Part of the baseball “experience” is partaking of the stadium food available. There are the traditional hot dogs and caramel popcorn and peanuts that have become part of baseball lore. The concessions at Citizens Bank Park also offer pizza, pork barbecue, cheese steaks, sausage sandwiches, fries, ice cream, soft drinks and, of course, beer. As you may notice, all of these selections fall into the fast food category designed to be consumed at the fan's seat.

The food is very tasty and irresistible, but I still have two complaints about baseball food. One, very little baseball food is heart healthy, and secondly, there’s not enough of it. When I say that there isn’t enough of it, I’m not referring to the serving size. What I do object to is the lack of food concessions on the second level where our seats were located.

Let’s take one point at a time. Most of the food offerings are either deep fried, greasy, and/or served with high calorie condiments (example – nachos and cheese). I did see a sign advertising that trans fats were not used to fry the potatoes. Okay, Phillies, you get five points for no trans fats, but otherwise I didn’t observe any other healthy food served at the ballpark. The open air salad and fruit bar never caught on for reasons which I’ll never understand.

I’ve already talked about the Schmidter in a previous blog. This is a colossal tribute to clogged arteries everywhere that is named after one of the most famous sluggers the Phillies ever had. Once again it is very tasty, but there’s no denying its high caloric content.

My main problem this year was the location of the concession stands in relation to my seat on the second level. At Citizens Bank Park, the majority of the second level is set aside for those patrons in the private suites who can patronize any number of cafes in air-conditioned comfort. This is fine since they pay an extra fee for this privacy.

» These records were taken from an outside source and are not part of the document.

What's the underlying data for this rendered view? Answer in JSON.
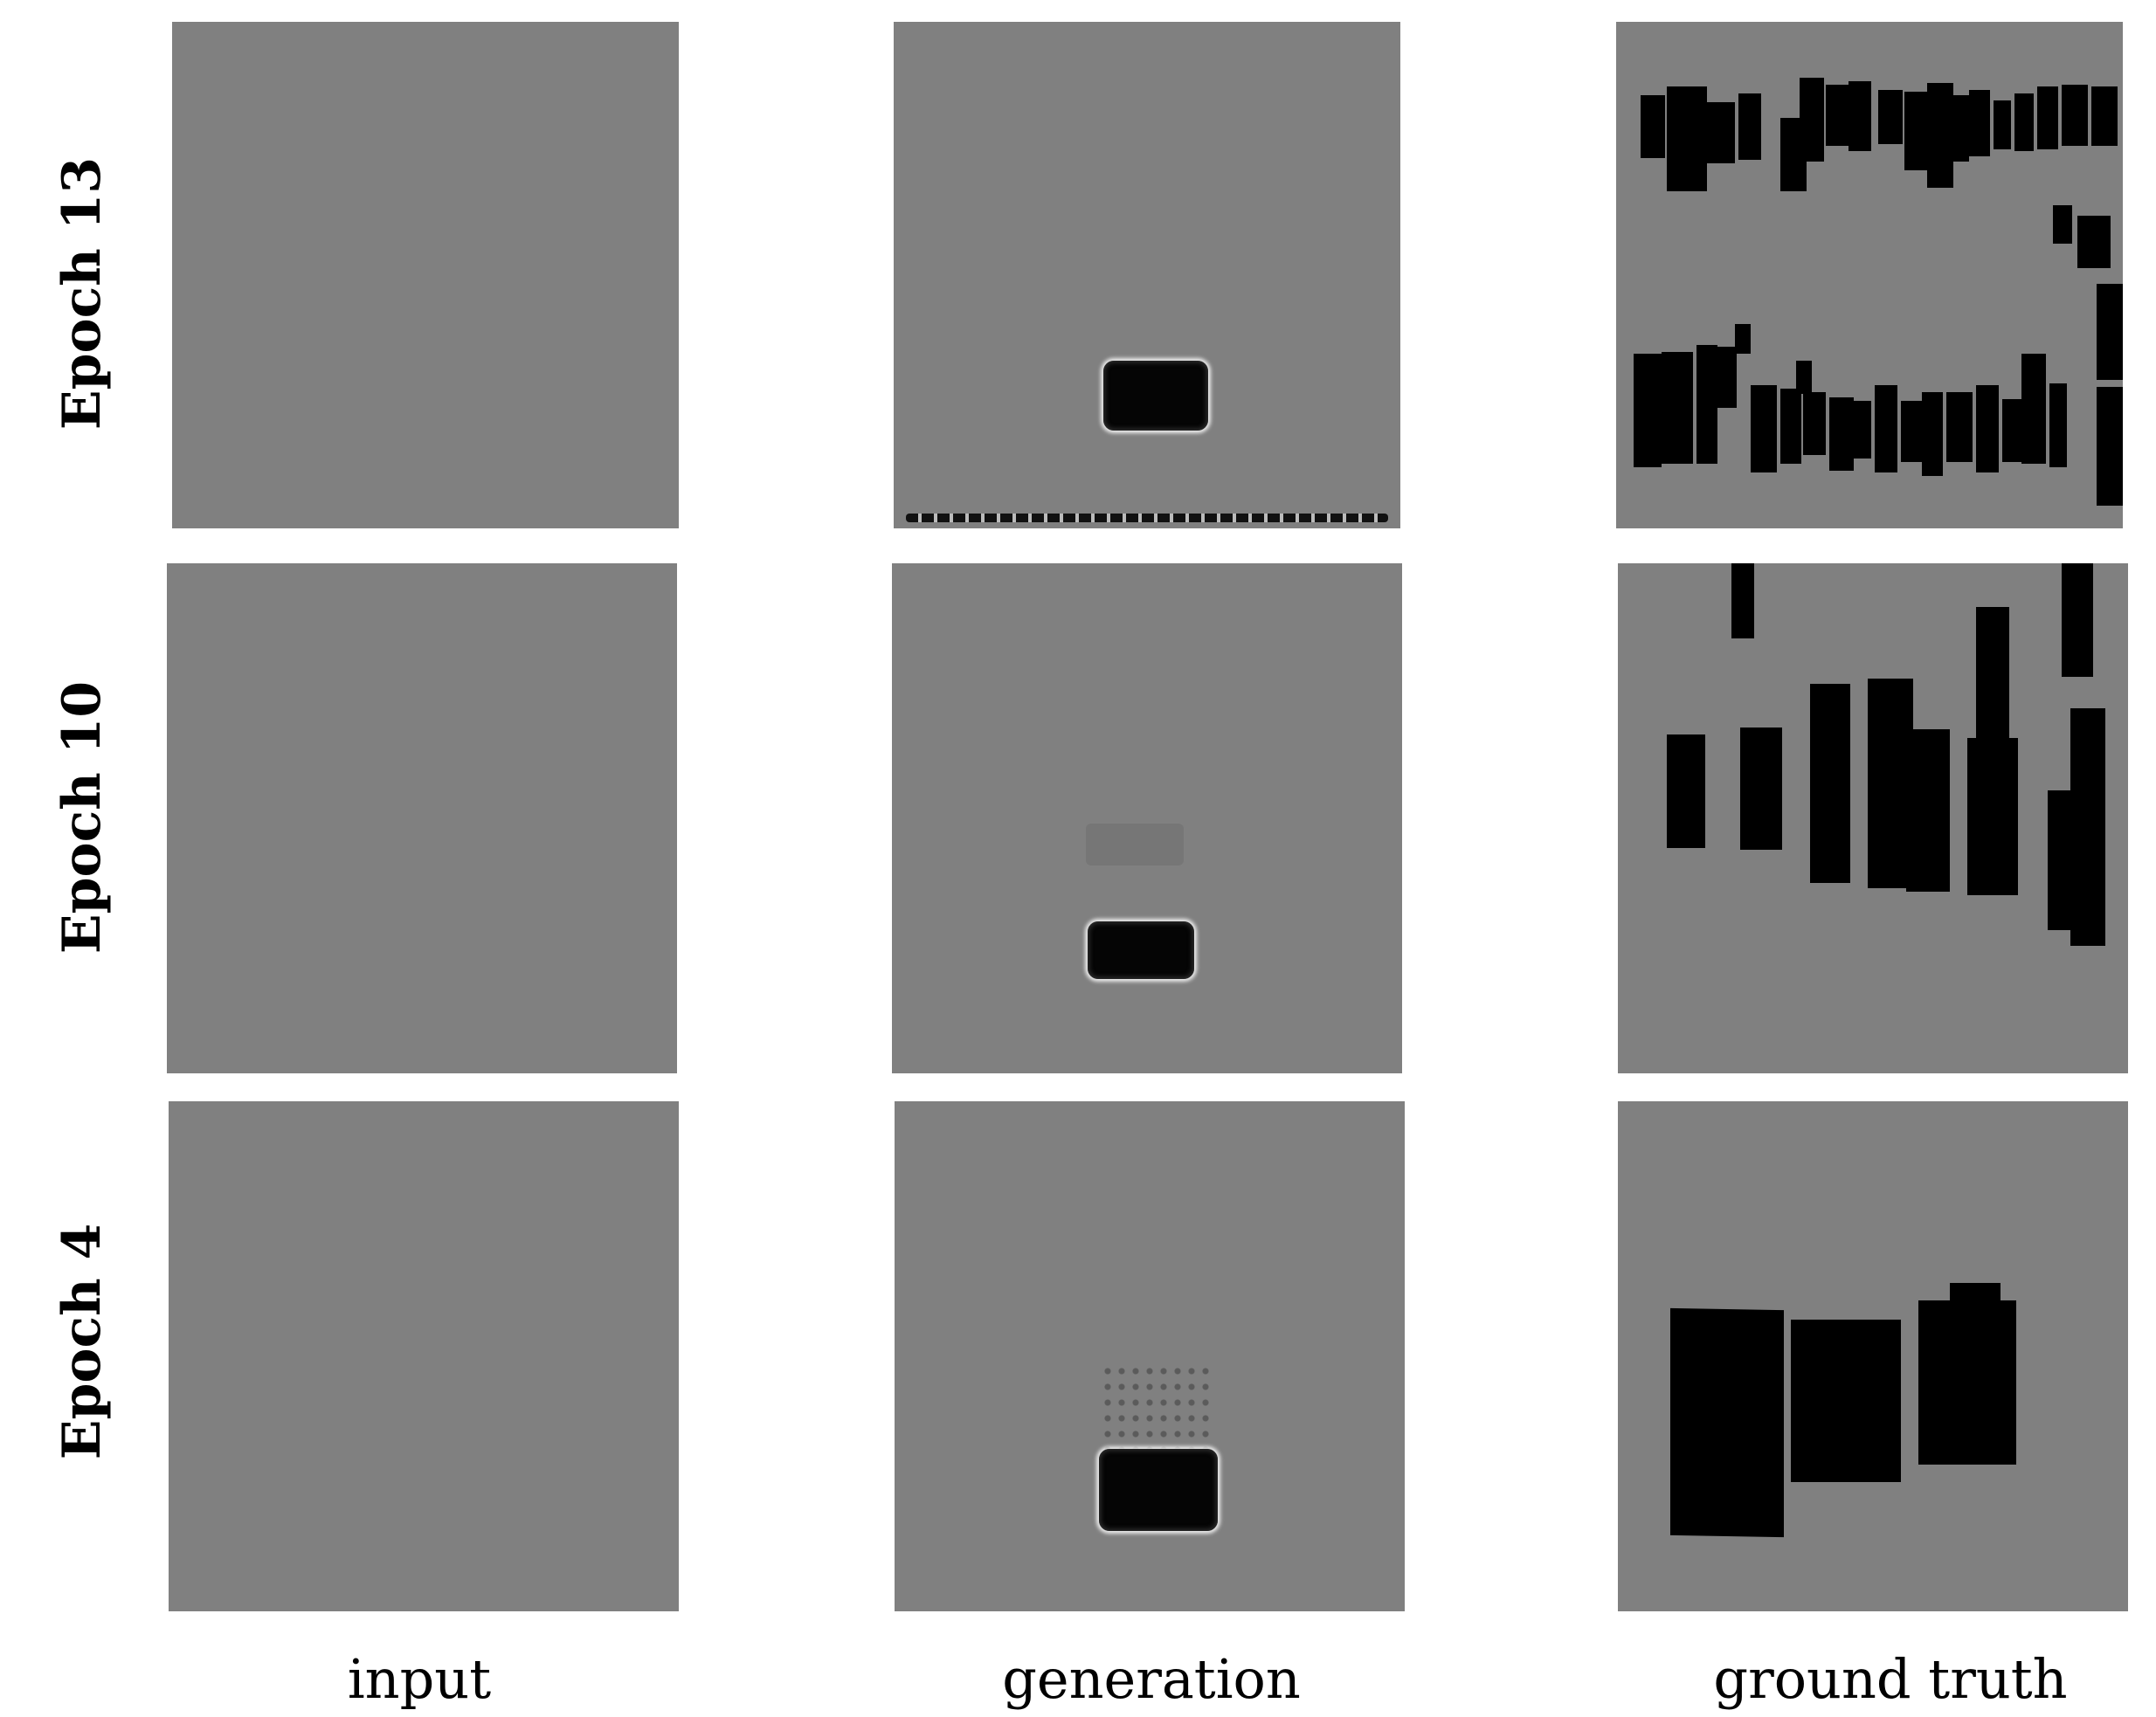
{
  "rows": [
    {
      "label": "Epoch 13"
    },
    {
      "label": "Epoch 10"
    },
    {
      "label": "Epoch 4"
    }
  ],
  "columns": [
    {
      "label": "input"
    },
    {
      "label": "generation"
    },
    {
      "label": "ground truth"
    }
  ],
  "colors": {
    "panel_gray": "#808080",
    "block": "#000000",
    "background": "#ffffff"
  }
}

Unfortunately, it only leaves room for ONE concession stand for the rest of us poor schlubs who are not lucky enough to work for a company that can afford a luxury suite at the ball park. This stand only sells hot dogs (with Starbucks style prices), chicken fingers, fries, drinks, and ice cream. Sausage sandwich? Go upstairs! Pizza, cheese steaks, and everything else — go back downstairs to the main concourse and hope to God you don’t suffer a coronary during your sojourn. That would be truly ironic! Suffer a heart attack while walking your cholesterol-drenched food back to your seat, and you don’t even live long enough to enjoy it.

I can hear the responses already: “No one is forcing you to eat it,” or “Why don’t you bring your own food from home?” True, I’m not being forced to eat their literally heart-stopping menu. However, regardless of how fattening their food is, it is still a vital part of the major league baseball stadium experience. I want to milk every moment of the game for what its worth.

So we shall eat their food, watch their game and, perhaps, survive to eat and watch another day. Besides, you try sneaking an entire salad bar inside your see-through tote bag into the stadium. Trust me, it doesn’t work.